News LoveKraków.pl

Niesamowita przemiana zawodnika Hutnika. „Zmiana uwolniła zupełnie nowe możliwości”

fot. Mateusz Kaleta/LoveKraków.pl

Michał Głogowski jest sensacyjnym liderem klasyfikacji strzelców II ligi. Wcześniej nie był napastnikiem, ale zaczął tam grać, bo Hutnik został bez zawodnika na tę pozycję, a trener nie do końca wiedział, gdzie ustawić 19-latka. Efekt na razie jest spektakularny.

Bracia Kamil i Michał Głogowscy są wychowankami Akademii Piłkarskiej 21 Kraków, z której przenieśli się do drużyn juniorskich Wisły. 20-letni Kamil na Suche Stawy przeniósł się w lipcu 2022, a rok młodszy Michał przed poprzednim sezonem. Biała Gwiazda poinformowała, że zaoferowała mu ofertę przedłużenia umowy, ale zawodnik z niej nie skorzystał.

Od mało pożytecznego zmiennika do lidera strzelców

W Centralnej Lidze Juniorów młodszy z Głogowskich grał jako ofensywny pomocnik. W poprzednim sezonie II ligi obunożnego zawodnika można było obserwować na skrzydle. Nie był jednak pierwszym wyborem trenerów Bartłomieja Bobli i jego następcy Macieja Musiała. – Przychodząc do Hutnika nie miałem wyrobionej oceny tego chłopaka, miałem problem z jego określeniem jako piłkarza. Pracowałem z nim tydzień, dwa, trzy, a dalej nie wiedziałem, co o nim powiedzieć. Był taki nieoczywistym zawodnikiem – mówi Musiał.

W tym sezonie krakowianin ma pewne miejsce w wyjściowym składzie. Do tego siedem strzelonych bramek, dwa hat-tricki. Na trzecim poziomie nie ma obecnie skuteczniejszego zawodnika. Głogowski trafił na pozycję nr 9 trochę z przypadku. Po odejściu Marcina Wróbla nie bardzo było tam kogo postawić, więc trenerzy zdecydowali, że będzie to nowa pozycja 19-latka.

– Na skrzydle wyglądał średnio, nie do końca się spełniał. Mając wakat w ataku, postanowiliśmy, że damy mu szansę z przodu. Sam nie byłem do końca przekonany do tego pomysłu, ale moje doświadczenie podpowiadało mi, że takie decyzje często rozwijają zawodników – podkreśla Musiał.

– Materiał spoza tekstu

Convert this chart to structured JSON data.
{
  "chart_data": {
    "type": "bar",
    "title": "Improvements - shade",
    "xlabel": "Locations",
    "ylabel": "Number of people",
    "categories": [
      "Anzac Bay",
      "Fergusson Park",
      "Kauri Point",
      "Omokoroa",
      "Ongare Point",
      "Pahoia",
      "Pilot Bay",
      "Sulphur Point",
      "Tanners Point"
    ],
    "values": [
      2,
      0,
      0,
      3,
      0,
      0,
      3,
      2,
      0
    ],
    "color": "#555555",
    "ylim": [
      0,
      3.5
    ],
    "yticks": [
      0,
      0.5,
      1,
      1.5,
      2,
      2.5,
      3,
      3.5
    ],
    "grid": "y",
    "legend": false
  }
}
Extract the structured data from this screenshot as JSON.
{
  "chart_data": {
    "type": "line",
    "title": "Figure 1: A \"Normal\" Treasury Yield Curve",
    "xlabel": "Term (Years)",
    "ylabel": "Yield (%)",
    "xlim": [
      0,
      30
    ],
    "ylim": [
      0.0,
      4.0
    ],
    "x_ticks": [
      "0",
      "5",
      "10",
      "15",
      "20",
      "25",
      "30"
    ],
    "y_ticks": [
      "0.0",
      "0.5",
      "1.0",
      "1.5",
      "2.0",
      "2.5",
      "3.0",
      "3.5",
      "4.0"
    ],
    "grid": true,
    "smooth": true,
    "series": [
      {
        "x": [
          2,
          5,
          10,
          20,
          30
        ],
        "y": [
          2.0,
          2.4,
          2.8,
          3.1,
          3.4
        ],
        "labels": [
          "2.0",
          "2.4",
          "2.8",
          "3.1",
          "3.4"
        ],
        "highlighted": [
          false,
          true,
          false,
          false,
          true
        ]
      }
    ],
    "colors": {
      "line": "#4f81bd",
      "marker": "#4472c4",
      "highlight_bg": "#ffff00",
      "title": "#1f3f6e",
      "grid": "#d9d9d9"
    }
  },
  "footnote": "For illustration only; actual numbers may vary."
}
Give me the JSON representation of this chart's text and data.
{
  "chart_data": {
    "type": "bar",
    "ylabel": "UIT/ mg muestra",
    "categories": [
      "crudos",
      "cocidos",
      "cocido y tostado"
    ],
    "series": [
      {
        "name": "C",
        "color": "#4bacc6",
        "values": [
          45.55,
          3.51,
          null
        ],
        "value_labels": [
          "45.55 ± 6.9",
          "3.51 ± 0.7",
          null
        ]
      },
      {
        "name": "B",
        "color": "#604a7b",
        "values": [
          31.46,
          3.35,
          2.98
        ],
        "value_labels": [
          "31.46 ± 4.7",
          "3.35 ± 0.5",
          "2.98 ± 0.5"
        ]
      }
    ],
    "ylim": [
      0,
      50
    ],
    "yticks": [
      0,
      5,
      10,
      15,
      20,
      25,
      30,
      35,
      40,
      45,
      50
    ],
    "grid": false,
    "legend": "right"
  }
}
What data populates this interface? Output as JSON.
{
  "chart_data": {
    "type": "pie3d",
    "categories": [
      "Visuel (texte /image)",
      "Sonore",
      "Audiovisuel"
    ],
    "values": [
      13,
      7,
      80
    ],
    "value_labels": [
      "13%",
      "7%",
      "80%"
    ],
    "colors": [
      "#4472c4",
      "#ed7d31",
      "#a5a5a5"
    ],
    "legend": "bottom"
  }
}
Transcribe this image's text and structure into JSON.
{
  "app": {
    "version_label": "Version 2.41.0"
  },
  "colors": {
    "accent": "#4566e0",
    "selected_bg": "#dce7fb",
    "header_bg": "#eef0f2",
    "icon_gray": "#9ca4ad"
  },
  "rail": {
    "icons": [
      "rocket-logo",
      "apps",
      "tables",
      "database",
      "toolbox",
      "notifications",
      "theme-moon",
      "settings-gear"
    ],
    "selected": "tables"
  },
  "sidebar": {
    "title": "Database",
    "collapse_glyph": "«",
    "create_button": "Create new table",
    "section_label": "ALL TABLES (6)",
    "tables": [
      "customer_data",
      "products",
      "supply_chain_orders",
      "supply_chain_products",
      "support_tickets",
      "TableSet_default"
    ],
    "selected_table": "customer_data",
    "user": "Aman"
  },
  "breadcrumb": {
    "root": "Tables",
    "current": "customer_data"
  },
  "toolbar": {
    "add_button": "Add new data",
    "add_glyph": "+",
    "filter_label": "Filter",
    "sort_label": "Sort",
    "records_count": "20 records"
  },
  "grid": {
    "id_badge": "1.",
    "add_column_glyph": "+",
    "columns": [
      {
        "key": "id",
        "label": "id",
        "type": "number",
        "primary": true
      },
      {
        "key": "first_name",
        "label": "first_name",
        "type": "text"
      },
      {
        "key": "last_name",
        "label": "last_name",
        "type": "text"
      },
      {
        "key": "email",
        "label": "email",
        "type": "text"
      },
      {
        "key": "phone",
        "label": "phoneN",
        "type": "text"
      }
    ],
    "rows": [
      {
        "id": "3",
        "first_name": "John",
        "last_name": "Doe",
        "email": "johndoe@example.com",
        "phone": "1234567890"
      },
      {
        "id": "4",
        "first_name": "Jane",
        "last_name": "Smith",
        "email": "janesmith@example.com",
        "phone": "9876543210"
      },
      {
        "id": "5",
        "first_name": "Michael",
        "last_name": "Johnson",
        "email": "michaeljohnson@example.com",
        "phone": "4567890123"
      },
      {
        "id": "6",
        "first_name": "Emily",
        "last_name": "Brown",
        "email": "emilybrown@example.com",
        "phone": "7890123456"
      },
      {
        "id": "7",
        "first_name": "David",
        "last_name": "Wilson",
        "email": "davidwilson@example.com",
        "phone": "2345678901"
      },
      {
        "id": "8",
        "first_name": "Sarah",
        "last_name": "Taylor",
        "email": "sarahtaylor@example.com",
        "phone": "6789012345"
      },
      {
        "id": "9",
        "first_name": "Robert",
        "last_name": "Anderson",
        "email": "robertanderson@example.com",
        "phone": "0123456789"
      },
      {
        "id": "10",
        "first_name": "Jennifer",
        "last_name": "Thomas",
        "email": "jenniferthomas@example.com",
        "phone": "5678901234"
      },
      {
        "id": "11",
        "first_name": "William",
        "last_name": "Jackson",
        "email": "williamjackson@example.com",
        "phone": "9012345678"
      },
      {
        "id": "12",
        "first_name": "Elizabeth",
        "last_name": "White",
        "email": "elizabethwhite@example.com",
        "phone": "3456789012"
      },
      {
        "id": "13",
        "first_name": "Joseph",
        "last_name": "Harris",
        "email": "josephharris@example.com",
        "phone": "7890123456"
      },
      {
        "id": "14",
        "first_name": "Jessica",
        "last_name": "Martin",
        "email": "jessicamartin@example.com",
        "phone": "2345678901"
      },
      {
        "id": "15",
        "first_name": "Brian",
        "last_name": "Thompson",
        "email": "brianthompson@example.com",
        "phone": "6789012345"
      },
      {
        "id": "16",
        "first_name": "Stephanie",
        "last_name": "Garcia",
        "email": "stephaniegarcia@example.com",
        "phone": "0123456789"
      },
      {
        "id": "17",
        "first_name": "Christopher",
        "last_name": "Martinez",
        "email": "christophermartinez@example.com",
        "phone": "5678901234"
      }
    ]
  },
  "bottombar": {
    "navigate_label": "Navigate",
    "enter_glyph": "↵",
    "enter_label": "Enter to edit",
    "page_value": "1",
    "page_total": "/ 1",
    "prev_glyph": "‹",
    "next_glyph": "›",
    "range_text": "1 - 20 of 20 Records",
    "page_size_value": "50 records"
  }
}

Kilka lat temu na podobny ruch, ale w odwrotnym kierunku, zdecydował się w przypadku Michała Feliksa. Z napastnika stał się lewoskrzydłowym. Zaczął dawać zespołowi wiele asyst i goli, stał się zdecydowanie bardziej produktywny dla drużyny w sposobie gry, który preferuje Musiał.

W nowej odsłonie

Fot. Mateusz Kaleta/LoveKraków.pl
Fot. Mateusz Kaleta/LoveKraków.pl

Początek Głogowskiego też dobrze wróży na przyszłość. – Zmiana pokazała Michała z zupełnie innej perspektywy, uwolniła u niego zupełnie nowe możliwości. Pierwszy mecz, w którym strzelił hat-tricka, ze Skrą Częstochowa, był dla niego ważnym momentem. Kilka dni wcześniej miał cztery sytuacje bramkowe, takie stuprocentowe, i nie strzelił ani jednego gola – wspomina trener.

Musiał miał też jeszcze jedną wątpliwość, czy jego podopieczny poradzi sobie w roli napastnika. W czasie treningów było widać, że myśli na boisku, piłka go szuka, potrafi się odnaleźć w polu karnym i dobrze odnajduje przestrzenie. Brakowało mu jednak tzw. „wkładki”, czyli wykończenia. – Kolejne trzy gole z Zagłębiem Sosnowiec, na tle bardzo silnego przeciwnika w tej lidze, pozwalają mieć nadzieję, że nadal będzie to szło w odpowiednim kierunku – podkreśla.

Luz w życiu, luz na boisku

Głogowski przebywał ostatnio na zgrupowaniu młodzieżowej kadry, prowadzonej przez Miłosza Stępińskiego, która trenowała na obiektach Cracovii w Rącznej. Trener Musiał podkreśla, że braciom Głogowskim w wykonywaniu zawodu piłkarza powinien pomagać sposób bycia i życia. – Mają luz, a on się przydaje na boisku. Nie są spięci, swobodnie funkcjonują w szatni i poza nią. Oni sobie poradzą z presją, która towarzyszy grze w piłkę – kończy trener Hutnika.